Sibling Issues / Question
Published: November 3, 2008
Dear TeenHealthFX,
I'm 15 and I have a brother who is 19. When I was 12 he ran away from home and went to live with his friend outside the country and I didn't hear from him till he got back a couple days ago. Your site has mostly given me all the answers but I thought I should ask. The night he got home he and I slept in the same bed. We didn't do anything and he didn't do anything but kiss my cheek but I feel awkward about it. I just wanted to know if this was wrong?
Signed: Felt Strange About My Brother's Kiss
Dear Felt Strange About My Brother's Kiss,
There are certainly boundaries between appropriate and inappropriate touching between a brother and sister. Kissing on the lips, any kind of contact with the genitals or breast area, exposing the genitals or breast areas, caressing that feels sexual in any way – these would be some examples of touching that would be inappropriate for a brother and sister. A kiss on the cheek from a brother to a sister, however, is certainly within the norm of physical contact between siblings. While this type of contact is within the norm of a sibling relationship, FX can think of two things that may have added to your discomfort. For one, teens tend to need a certain amount of privacy and personal space, and it may have caused you great discomfort to be 15 and sharing a bed with your 19 year old brother. FX wonders why this was the arrangement and if this is something that will continue. If so, FX recommends that you speak with your parents and brother about coming up with alternate sleeping arrangements, as you and your brother sharing a bed at this age is not a healthy set-up.
The second thing that may have made you feel uncomfortable about his kiss, is having him now home and being loving towards you after skipping out three years ago. FX does not know how you felt about him running away – if you were scared for him, lonely without him, angry at leaving you home alone with your parents, confused about why he left, or whatever else. It might feel strange to have gone through various negative emotions and thoughts and to know have him suddenly back and being affectionate. If this is the case, FX recommends that you speak to your brother about it. Let him know how you felt at age 12 when he ran away from home, and what it is like for you to now suddenly have him back in the house and in your life. If you find that you need some time and space to adjust to his being home and to work through the feeling you have about him having left and now returning, FX thinks that it fine and feels that it would be helpful for you to talk to him about it.
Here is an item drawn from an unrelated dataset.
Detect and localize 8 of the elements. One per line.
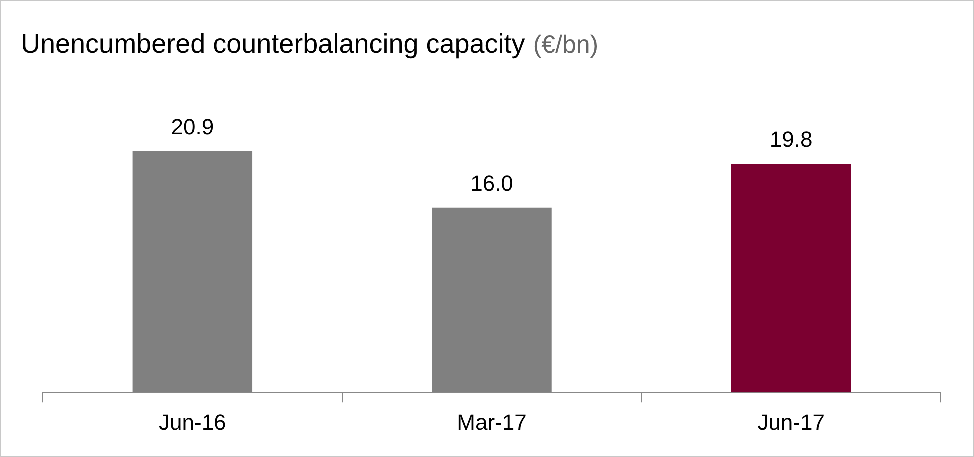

If you find you have any further concerns about how he relates to you, or if anything else comes up that causes you worry about inappropriate touching, then FX recommends that you speak to your parents, a school counselor, or any other trusted adult. While there may be other reasons for your discomfort, it is also important to listen to your gut, tell your brother when you feel he is crossing a boundary in how he relates to you, and to let a trusted adult know if you feel something inappropriate is going on.